Emerging market investors have enjoyed strong returns this year with a 33 percent gain in the MSCI Emerging Market stock index and a near 8 percent total return in the Bloomberg Barclays Emerging Markets Hard Currency Aggregate bond index. Cash continues to flow into the securities with U.S.-listed emerging market ETF assets alone rising by $1.07 billion this month and $42.6 billion this year.

“It starts for us with a fairly solid conviction on a good performance in emerging-market equities next year, then we translate that in portfolios into a overweight compared to benchmark,” said van Nieuwenhuijzen, speaking in an interview in London. “At this point, we are more aggressively positioned in emerging-market equities than we are in emerging-market debt.”

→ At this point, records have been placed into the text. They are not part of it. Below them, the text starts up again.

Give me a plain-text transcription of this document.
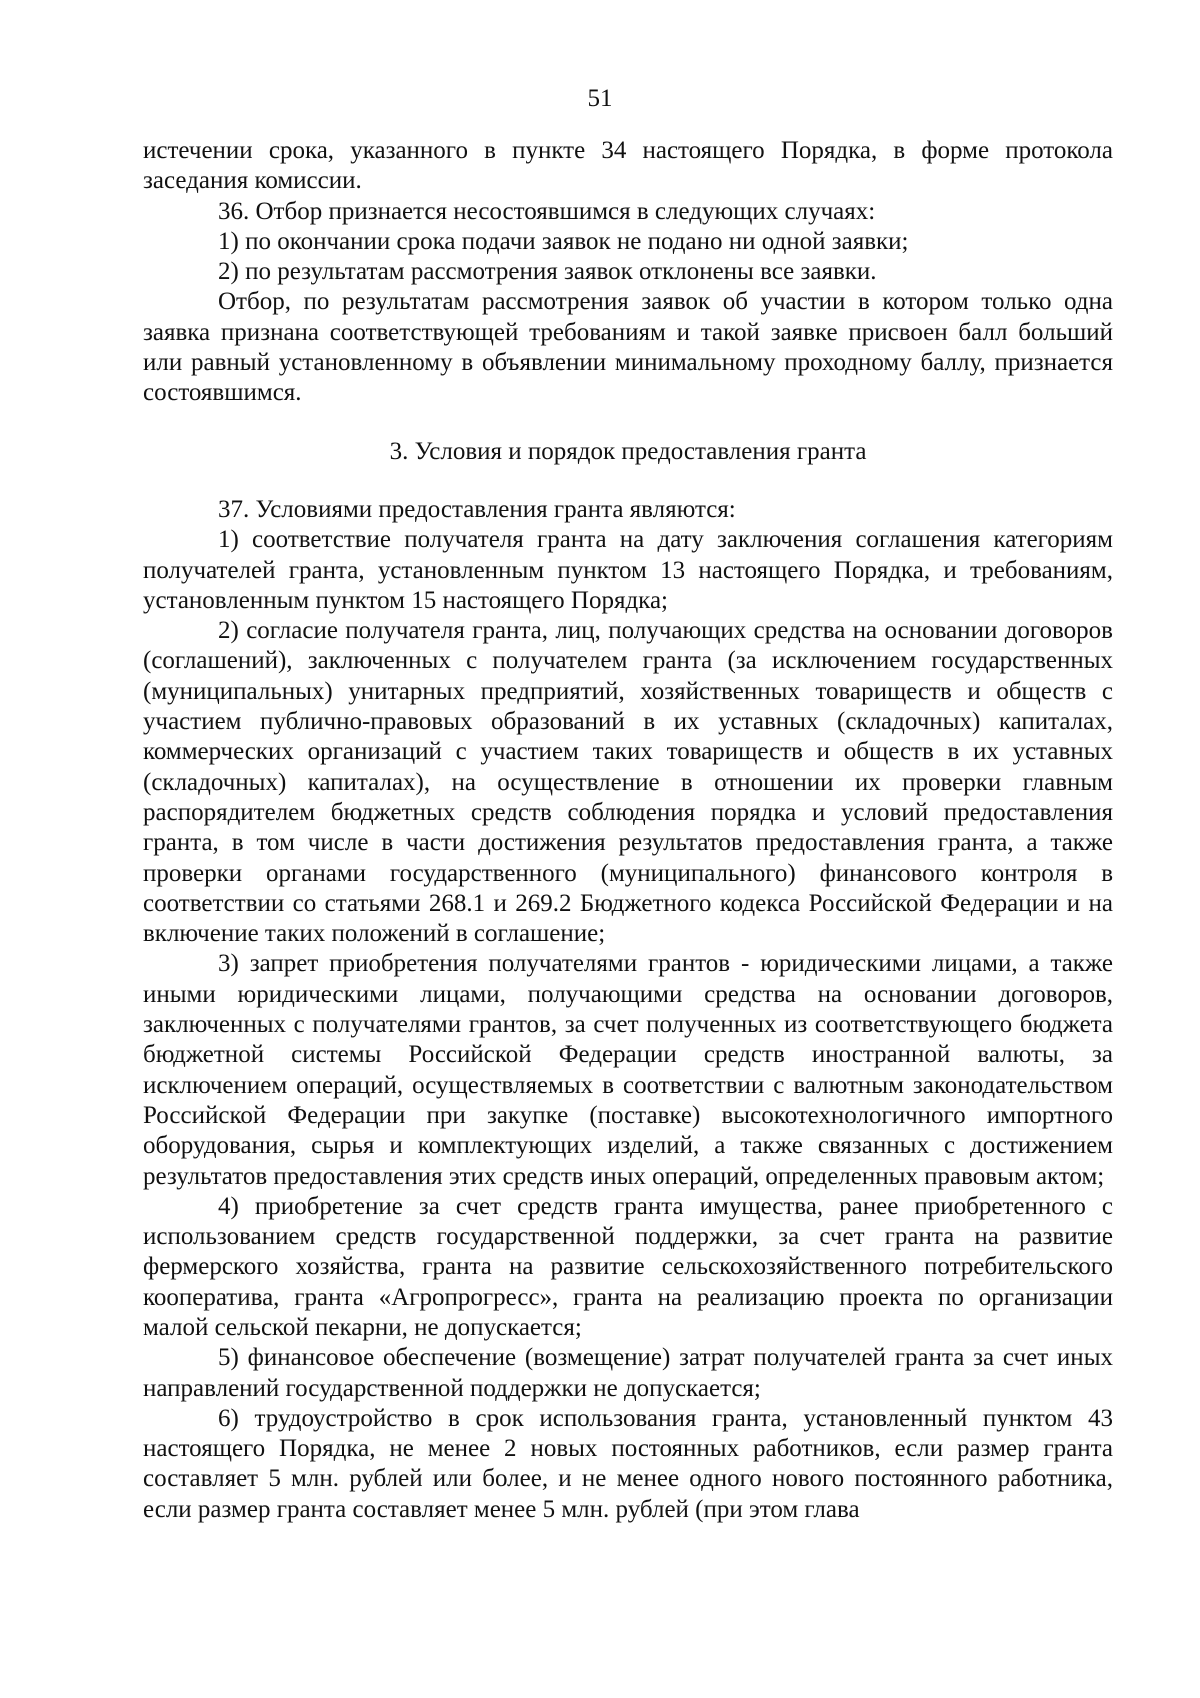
51

истечении срока, указанного в пункте 34 настоящего Порядка, в форме протокола заседания комиссии.

36. Отбор признается несостоявшимся в следующих случаях:

1) по окончании срока подачи заявок не подано ни одной заявки;

2) по результатам рассмотрения заявок отклонены все заявки.

Отбор, по результатам рассмотрения заявок об участии в котором только одна заявка признана соответствующей требованиям и такой заявке присвоен балл больший или равный установленному в объявлении минимальному проходному баллу, признается состоявшимся.

3. Условия и порядок предоставления гранта

37. Условиями предоставления гранта являются:

1) соответствие получателя гранта на дату заключения соглашения категориям получателей гранта, установленным пунктом 13 настоящего Порядка, и требованиям, установленным пунктом 15 настоящего Порядка;

2) согласие получателя гранта, лиц, получающих средства на основании договоров (соглашений), заключенных с получателем гранта (за исключением государственных (муниципальных) унитарных предприятий, хозяйственных товариществ и обществ с участием публично-правовых образований в их уставных (складочных) капиталах, коммерческих организаций с участием таких товариществ и обществ в их уставных (складочных) капиталах), на осуществление в отношении их проверки главным распорядителем бюджетных средств соблюдения порядка и условий предоставления гранта, в том числе в части достижения результатов предоставления гранта, а также проверки органами государственного (муниципального) финансового контроля в соответствии со статьями 268.1 и 269.2 Бюджетного кодекса Российской Федерации и на включение таких положений в соглашение;

3) запрет приобретения получателями грантов - юридическими лицами, а также иными юридическими лицами, получающими средства на основании договоров, заключенных с получателями грантов, за счет полученных из соответствующего бюджета бюджетной системы Российской Федерации средств иностранной валюты, за исключением операций, осуществляемых в соответствии с валютным законодательством Российской Федерации при закупке (поставке) высокотехнологичного импортного оборудования, сырья и комплектующих изделий, а также связанных с достижением результатов предоставления этих средств иных операций, определенных правовым актом;

4) приобретение за счет средств гранта имущества, ранее приобретенного с использованием средств государственной поддержки, за счет гранта на развитие фермерского хозяйства, гранта на развитие сельскохозяйственного потребительского кооператива, гранта «Агропрогресс», гранта на реализацию проекта по организации малой сельской пекарни, не допускается;

5) финансовое обеспечение (возмещение) затрат получателей гранта за счет иных направлений государственной поддержки не допускается;

6) трудоустройство в срок использования гранта, установленный пунктом 43 настоящего Порядка, не менее 2 новых постоянных работников, если размер гранта составляет 5 млн. рублей или более, и не менее одного нового постоянного работника, если размер гранта составляет менее 5 млн. рублей (при этом глава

Here are a selection of his views on the outlook for emerging-market investments:

Why do you prefer EM stocks to bonds?

Equities are less stretched from a valuation perspective, they are still relatively cheap and seem to benefit from credit growth. The corporate sector is still managing to grow profits without getting into any type of bottlenecks, and we think investors with a longer-term perspective are still fairly light in their allocations to emerging-markets.

What is your view on EM debt?

The story is also very good on the debt side but yields are fairly low already. Spreads over government bonds are at the lower end of historical ranges, and if U.S. yields rise, that will hurt total returns.

How do you think EM debt will perform versus DM debt?

You still get a nice yield pick-up and much of the fundamentals and sentiment remain supportive, so emerging-market bonds should outperform developed-market equivalents. We are still overweight EM debt compared to DM sovereigns, which is the asset class we like least among our allocations.

Which markets do you like the most?

We like markets where we get a sense of structural reforms taking place, such as India, Argentina and Indonesia. Here, there is good growth, a feeling that governance is good and getting better, and some degree of social reform. Tactically we also like Russia, not so much to do with structural reforms or governance, but because of the cheapness of the market and the recovery in oil prices.

What countries do you not like as an investment case?

We don’t like markets where the situation is less stable, such as in Turkey, South Africa, and Malaysia. Political instability is our main concern and there are no reforms and even a deterioration in the policy set-up in those countries.